CATHEDRAL CITY – For 21 years, employees in City Hall, Police Administration, Fire Administration and Police Records have operated in a four-day work week. The compressed work week is now up for discussion.
Moving to a five-day work week could cost the city as much as $775,000 due to increased energy costs and personnel, according to a staff report from Tami Scott, Administrative Services Director.
Cathedral City adopted a four-day, forty-hour work week for City Hall in 1998. Since that time hours of operation have been from 7 a.m. to 6 p.m. Monday through Thursday and closed on Friday, Saturday and Sunday.
The City Council will at its Study Session on Wednesday, Sept. 25 discuss city business hours.
During the late 1990’s, a poll was taken to determine the viability of a four-day work week, both externally with the public and a legally mandated “meet and confer” procedure was completed internally with city employees, More than 90% of the employees voted to go to a four-day work week. The public had no objections.
Other cities in the Coachella Valley that operate under a four-day work week are Coachella, Desert Hot Springs, and Palm Springs. La Quinta employees work Monday through Thursday and from 8 a.m. to noon on alternate Fridays.

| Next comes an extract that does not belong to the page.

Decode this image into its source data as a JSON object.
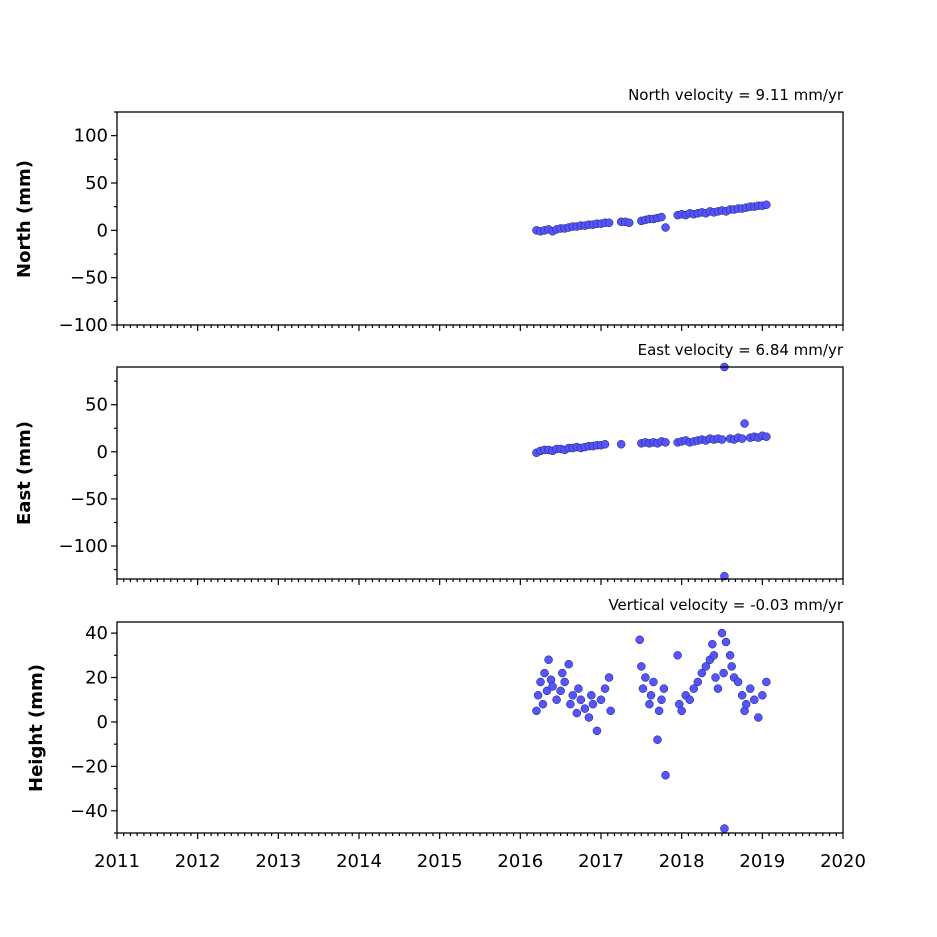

Advantages of the four-day work week, according to Scott’s staff report, include the following:
- Services are available to the public earlier in the morning and later in the evening allowing residents to conduct business with the City before or after work.
- It is a recruiting advantage when filling staff positions, helping the City to be more competitive for staff.
- There are energy savings advantages.
- There are air quality advantages with commutes occurring only four days per week instead of five.
- Phone records indicate there is a high demand for the early morning hours provided by the existing schedule.
- Many services are still provided on Fridays with advance appointments. Department Heads and Division Managers make themselves available as necessary.
Disadvantages of the compressed work week, according to Scott, include the following:
- Some services are not available on Friday, although many exempt employees work remotely on Fridays and many services such as inspections are available if scheduled.
- Perception that it is for the benefit of City employees rather than the public.
- Some businesses, including real estate and others cite Fridays as a key time when they need City services.
- There is a perception among some that hours of operation are reduced with the compressed work week.
City departments have been asked to evaluate options and report on what would be necessary in their respective departments to facilitate opening on Fridays.
Among the options considered were the following:
- Keeping employees on their current 4-10 work schedules but modifying days off so that some employees’ schedules include Fridays as a regular work day.
- Through a meet and confer process changing employees to a 5-8 work schedule.
- Adding staff to provide adequate staffing to be open on Fridays without amending the work schedules of current staff.
- Providing only partial staffing on Fridays to take messages and schedule appointments for the upcoming week.
Normally no action is taken on Study Session items, however, the City Council reserves the right to give specific policy direction and take specific action as necessary.